Monday, August 29, 2011

PowerShell and Benford's Law

Was reading through a statistics blog (R) the other day when I read a posting on Benford's law. The definition according to the blog is:

Benford's law, also called the first-digit law, states that in lists of numbers from many (but not all) real-life sources of data, the leading digit is distributed in a specific, non-uniform way. According to this law, the first digit is 1 about 30% of the time, and larger digits occur as the leading digit with lower and lower frequency, to the point where 9 as a first digit occurs less than 5% of the time."

The probabilities are distributed as demonstration here.

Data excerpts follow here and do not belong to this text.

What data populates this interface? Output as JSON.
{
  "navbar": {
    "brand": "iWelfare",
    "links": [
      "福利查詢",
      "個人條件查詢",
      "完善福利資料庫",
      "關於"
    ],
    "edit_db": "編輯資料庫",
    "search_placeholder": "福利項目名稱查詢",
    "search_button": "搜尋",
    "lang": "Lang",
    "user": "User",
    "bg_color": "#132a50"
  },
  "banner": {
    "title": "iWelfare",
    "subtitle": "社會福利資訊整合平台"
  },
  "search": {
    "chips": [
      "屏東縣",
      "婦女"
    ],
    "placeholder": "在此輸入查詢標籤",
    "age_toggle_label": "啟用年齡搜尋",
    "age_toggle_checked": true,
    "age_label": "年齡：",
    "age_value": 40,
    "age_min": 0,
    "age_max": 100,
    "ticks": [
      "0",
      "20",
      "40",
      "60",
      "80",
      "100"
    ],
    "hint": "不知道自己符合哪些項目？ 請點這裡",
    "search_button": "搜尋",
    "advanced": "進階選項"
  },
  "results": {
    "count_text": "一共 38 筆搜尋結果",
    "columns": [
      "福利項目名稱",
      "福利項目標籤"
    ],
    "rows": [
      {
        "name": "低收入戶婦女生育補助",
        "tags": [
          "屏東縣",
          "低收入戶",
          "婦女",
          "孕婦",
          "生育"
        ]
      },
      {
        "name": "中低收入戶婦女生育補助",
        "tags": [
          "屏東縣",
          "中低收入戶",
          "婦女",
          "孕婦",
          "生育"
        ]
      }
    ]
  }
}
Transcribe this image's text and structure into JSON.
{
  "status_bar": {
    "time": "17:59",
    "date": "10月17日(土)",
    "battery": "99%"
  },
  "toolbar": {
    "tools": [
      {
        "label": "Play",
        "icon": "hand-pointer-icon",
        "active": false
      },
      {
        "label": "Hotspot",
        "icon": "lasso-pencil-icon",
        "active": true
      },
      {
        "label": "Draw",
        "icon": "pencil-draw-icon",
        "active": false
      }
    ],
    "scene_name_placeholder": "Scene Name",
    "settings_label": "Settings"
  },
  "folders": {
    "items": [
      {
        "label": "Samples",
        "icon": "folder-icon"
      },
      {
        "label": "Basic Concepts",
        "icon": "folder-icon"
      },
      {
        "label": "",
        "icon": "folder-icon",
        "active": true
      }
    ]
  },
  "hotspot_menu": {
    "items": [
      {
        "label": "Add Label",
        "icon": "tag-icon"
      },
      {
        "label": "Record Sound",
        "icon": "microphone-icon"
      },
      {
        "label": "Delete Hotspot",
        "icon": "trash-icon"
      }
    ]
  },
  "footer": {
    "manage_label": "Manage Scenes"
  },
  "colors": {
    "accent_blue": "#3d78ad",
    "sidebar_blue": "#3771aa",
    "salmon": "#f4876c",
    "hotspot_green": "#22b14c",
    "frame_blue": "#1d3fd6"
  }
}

This seemed counter-intuitive and I wanted to validate it myself. Let's look at the leading digit of all the txt files in one of my directories. Enter PowerShell.....
# Explore Benford's Law 

foreach ($item in (Get-ChildItem -Path p:\ -Filter *.txt -Recurse))
$array+= $item.length.toString()[0]

$array `
| Group-Object -NoElement `
| Sort-Object count -Descending `
| Format-Table @{label=”#”;expression={$_.Name}},
@{label=”Count”;expression={"{0:%##}" -f $($_.Count/$array.Count)}},
@{label=”Histogram”;expression={“▄” * $_.Count}} -autosize

I consider this a validation, but lets try one another example, this time looking at leading digits on the workingset of the processes on my desktop:


foreach($a in (Get-Process))
$array+= $a.WorkingSet.toString()[0]

$array `
| Group-Object -NoElement `
| Sort-Object count -Descending `
| Format-Table @{label=”#”;expression={$_.Name}},
@{label=”Count”;expression={"{0:%##}" -f $($_.Count/$array.Count)}},
@{label=”Histogram”;expression={“▄” * $_.Count}} -autosize

Again, this seems to hold true. Now that I have examples of Benford's law, I feel compelled to try and understand it. Wish me luck!


jsnover said...

That's freaky.

Ashley McGlone said...

Too cool!

Lee Holmes said...

Interesting. Here's your data sorted by number (Benford's Law) as opposed to frequency. Still looks pretty reasonable.

PS E:\lee> gc C:\temp\stahler_1.txt | Convert-TextObject | sort P1 | Out-Graph P1 P2
1 ██████████████████████████████████████████████████████████████ 25
2 ███████████████████████████████████ 14
3 █████████████████████████████████████████████ 18
4 ██████████████████████████████ 12
5 ████████████████████ 8
6 █████████████████████████ 10
7 ███████████████ 6
8 ████████ 3
9 ███████████████ 6
PS E:\lee> gc C:\temp\stahler_2.txt | Convert-TextObject | sort P1 | Out-Graph P1 P2
1 ████████████████████████████████████████████████████████████████ 29
2 ████████████████████████████████████ 16
3 ████████████████████ 9
4 ██████████████████████ 10
5 ███████████████████████████ 12
6 ████████████████ 7
7 ████████████████████ 9
8 ███████ 3
9 ███████ 3